2014年美国智库“Land Destroyer”发表文章指称,美国国家民主基金会及其附属的“国际民主研究院”自香港回归以后就长期在香港活动,包括出资、支援其他政治组织或活动,或是自行创立一些组织,推进美国利益,并削弱北京对香港的控制。美国研究机构朗保罗和平与繁荣研究所(Ron Paul Institute for Peace and Prosperity)在2019年6月份发表的一份文章中则披露,在此次的香港修例风波中,美国国家民主基金会向大部分参与此事件的团体提供了资金支持。

以“民主”、“自由”、“人权”的名义,通过报道、研究、调查、颁奖等多种形式,宣传美国式的价值判断,诱导当地民意,扶植听从美国指挥的社会组织,鼓动自下而上的社会运动乃至政治运动,被视为美国国家民主基金会等美国“准政府组织”的一般工作模式。而这种工作方式,在其他国家很有可能已经触犯了当地的法律。

格什曼曾经志得意满地向美国《国家利益》透露,当年在考虑资助波兰“团结工会”时他曾与董事会成员展开讨论,确定美国国家民主基金会能否违反他国法律。格什曼直言不讳道:“最后我们断定”,“我们只需要遵守美国的法律。”

但是,通过违法的途径,自下而上地颠覆美国政界指向的特定国家的政权,这很难称得上是“推广民主”,更像“颜色革命”。
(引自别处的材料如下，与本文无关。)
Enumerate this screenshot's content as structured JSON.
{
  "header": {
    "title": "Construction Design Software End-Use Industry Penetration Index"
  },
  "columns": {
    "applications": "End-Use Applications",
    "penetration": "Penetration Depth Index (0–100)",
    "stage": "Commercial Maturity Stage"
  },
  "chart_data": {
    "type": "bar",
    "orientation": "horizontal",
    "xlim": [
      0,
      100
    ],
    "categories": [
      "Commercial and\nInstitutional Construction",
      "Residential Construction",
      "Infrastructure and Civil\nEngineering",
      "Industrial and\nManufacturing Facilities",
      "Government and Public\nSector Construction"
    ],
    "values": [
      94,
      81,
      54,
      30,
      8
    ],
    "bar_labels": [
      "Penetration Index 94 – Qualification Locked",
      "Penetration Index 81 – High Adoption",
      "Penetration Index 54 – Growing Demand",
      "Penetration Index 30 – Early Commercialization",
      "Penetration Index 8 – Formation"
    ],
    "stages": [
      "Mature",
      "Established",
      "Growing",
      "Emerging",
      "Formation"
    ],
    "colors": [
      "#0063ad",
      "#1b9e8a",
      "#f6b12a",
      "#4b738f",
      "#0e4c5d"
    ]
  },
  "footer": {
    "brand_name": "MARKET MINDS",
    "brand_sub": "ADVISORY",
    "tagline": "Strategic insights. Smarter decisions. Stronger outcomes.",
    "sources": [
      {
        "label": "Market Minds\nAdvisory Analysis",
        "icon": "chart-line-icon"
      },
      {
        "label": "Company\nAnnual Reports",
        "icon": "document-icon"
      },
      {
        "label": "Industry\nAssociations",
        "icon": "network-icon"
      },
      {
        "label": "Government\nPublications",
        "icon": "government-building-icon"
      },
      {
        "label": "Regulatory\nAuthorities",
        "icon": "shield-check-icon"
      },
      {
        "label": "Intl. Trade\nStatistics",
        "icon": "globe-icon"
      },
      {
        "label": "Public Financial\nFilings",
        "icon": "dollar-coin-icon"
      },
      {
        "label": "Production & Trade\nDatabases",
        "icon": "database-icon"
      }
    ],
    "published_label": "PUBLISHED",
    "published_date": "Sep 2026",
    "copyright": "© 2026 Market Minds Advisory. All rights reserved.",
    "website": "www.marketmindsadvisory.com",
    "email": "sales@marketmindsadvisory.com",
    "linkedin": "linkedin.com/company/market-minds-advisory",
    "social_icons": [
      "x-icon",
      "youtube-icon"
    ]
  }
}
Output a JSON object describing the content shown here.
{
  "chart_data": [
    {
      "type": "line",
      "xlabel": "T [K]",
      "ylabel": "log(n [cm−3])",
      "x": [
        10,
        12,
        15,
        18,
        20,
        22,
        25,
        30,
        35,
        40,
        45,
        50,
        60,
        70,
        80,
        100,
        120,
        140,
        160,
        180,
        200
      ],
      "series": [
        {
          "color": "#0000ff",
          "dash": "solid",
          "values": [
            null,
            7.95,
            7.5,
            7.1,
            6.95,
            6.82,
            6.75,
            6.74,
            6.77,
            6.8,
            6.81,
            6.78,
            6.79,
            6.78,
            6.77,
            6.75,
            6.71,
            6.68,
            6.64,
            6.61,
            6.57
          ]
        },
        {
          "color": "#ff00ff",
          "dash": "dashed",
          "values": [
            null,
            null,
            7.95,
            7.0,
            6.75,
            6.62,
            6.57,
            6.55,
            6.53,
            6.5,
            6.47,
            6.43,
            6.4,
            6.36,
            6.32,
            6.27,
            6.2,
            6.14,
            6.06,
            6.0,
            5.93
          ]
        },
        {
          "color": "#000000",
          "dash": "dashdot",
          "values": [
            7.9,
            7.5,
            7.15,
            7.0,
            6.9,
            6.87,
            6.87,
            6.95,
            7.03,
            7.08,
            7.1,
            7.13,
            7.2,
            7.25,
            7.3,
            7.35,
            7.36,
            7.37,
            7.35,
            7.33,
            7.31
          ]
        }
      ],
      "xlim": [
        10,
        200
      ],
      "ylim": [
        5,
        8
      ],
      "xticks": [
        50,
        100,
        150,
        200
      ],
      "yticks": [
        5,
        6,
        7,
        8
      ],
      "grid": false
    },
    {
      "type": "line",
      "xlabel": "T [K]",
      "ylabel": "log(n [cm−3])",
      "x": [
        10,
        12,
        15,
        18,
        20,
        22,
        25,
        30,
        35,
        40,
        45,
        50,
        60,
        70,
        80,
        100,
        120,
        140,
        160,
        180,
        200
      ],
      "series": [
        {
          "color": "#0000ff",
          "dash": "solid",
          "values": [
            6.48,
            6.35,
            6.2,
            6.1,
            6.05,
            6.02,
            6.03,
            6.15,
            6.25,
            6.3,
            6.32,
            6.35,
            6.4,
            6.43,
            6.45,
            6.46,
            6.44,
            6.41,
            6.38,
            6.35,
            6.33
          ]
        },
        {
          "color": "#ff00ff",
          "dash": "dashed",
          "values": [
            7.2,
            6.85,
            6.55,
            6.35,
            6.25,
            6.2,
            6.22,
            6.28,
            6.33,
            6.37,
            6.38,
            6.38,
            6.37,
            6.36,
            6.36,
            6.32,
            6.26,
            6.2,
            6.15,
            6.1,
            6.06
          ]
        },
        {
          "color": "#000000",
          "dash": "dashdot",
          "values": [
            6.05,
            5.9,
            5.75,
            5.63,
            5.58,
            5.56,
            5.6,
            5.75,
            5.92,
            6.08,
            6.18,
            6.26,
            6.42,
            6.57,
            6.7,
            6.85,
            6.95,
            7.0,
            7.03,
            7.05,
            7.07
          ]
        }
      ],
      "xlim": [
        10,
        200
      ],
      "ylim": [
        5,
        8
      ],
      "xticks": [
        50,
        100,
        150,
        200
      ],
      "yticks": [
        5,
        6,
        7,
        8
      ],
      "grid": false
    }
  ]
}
1982年,美国时任里根在英国伦敦威斯敏斯特宫对英国议会发表演说,针对苏联的意识形态开炮,声称要跟苏联发起“思想和价值观”的竞争:“我们是时候举国——包括公共和私营部门——致力于促进民主发展了”。

作为当时响应里根应对“冷战”意识形态号召产物的美国国家民主基金会,在“冷战”已经结束近30年的时候依然不肯停歇,是否会召唤出一场新的“冷战”?